More than 1,000 people struggling with credit-card debt turned to a debt-settlement company for help. Instead of using the consumers’ $2.2 million in fees to pay their creditors, the company’s owner and employees purchased luxury car leases and other goods, according to a federal indictment unsealed in New York Tuesday.
The criminal indictment, reported by USA Today, says Mission Settlement in New York, its owner Michael Levitis, and three employees were charged with using their customers’ fees to pay for personal expenses. The charges stemmed from a referral by the Consumer Financial Protection Bureau in the first such action by the agency.
Manhattan U.S. Attorney Preet Bharara says Mission “preyed upon the financial desperation of people around the country who — like so many ordinary Americans — were simply struggling to pay down their debts after the financial downturn.”
The CFPB also filed a civil case against Mission and another debt-relief service provider, Premier Consultant Group in New Jersey, seeking to halt their operations.
According to the CFPB civil complaint, the two providers charged consumers illegal up-front fees for debt-settlement services that never materialized. Those actions caused consumers to fall further into debt, and some even had to file for bankruptcy.
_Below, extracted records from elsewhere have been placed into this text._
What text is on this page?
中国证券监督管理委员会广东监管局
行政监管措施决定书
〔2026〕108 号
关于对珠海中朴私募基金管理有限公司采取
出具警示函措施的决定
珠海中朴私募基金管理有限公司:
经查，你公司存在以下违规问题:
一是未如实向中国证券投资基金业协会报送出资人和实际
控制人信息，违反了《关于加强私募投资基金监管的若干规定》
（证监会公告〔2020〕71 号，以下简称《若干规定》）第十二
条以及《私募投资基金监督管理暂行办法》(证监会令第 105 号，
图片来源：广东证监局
“Today’s action takes aim at two operations we believe are designed to profit through unscrupulous and illegal business practices,” CFPB Director Richard Cordray said in a statement. “Consumers deserve better.”
Levitis and his employees allegedly told would-be customers that they’d have to pay only 55 percent of the amount owed to settle their debt, USA Today reported, citing the indictment. In return, the customers were told to make affordable monthly payments that would be held in escrow until the firm had negotiated final settlements. Clients were told Mission would take only a $49 monthly fee for its efforts, it said.
From 2009 through March 2013, some 2,200 customers paid nearly $14 million to Mission. The company took $6.6 million in fees from those customers and paid about $4.4 million to creditors. For 1,200 customers, the company allegedly took nearly $2.2 million in fees and “never paid a single penny to the customers’ creditors,” the indictment says.
“Most of Mission’s customers failed to achieve the reduction in debt that the defendants had promised them, and some of them suffered further declines in their credit ratings, were sued by their creditors and/or fell into bankruptcy,” the indictment alleges.
Prosecutors are seeking civil forfeiture of nearly $2.2 million and other assets allegedly generated by the scheme.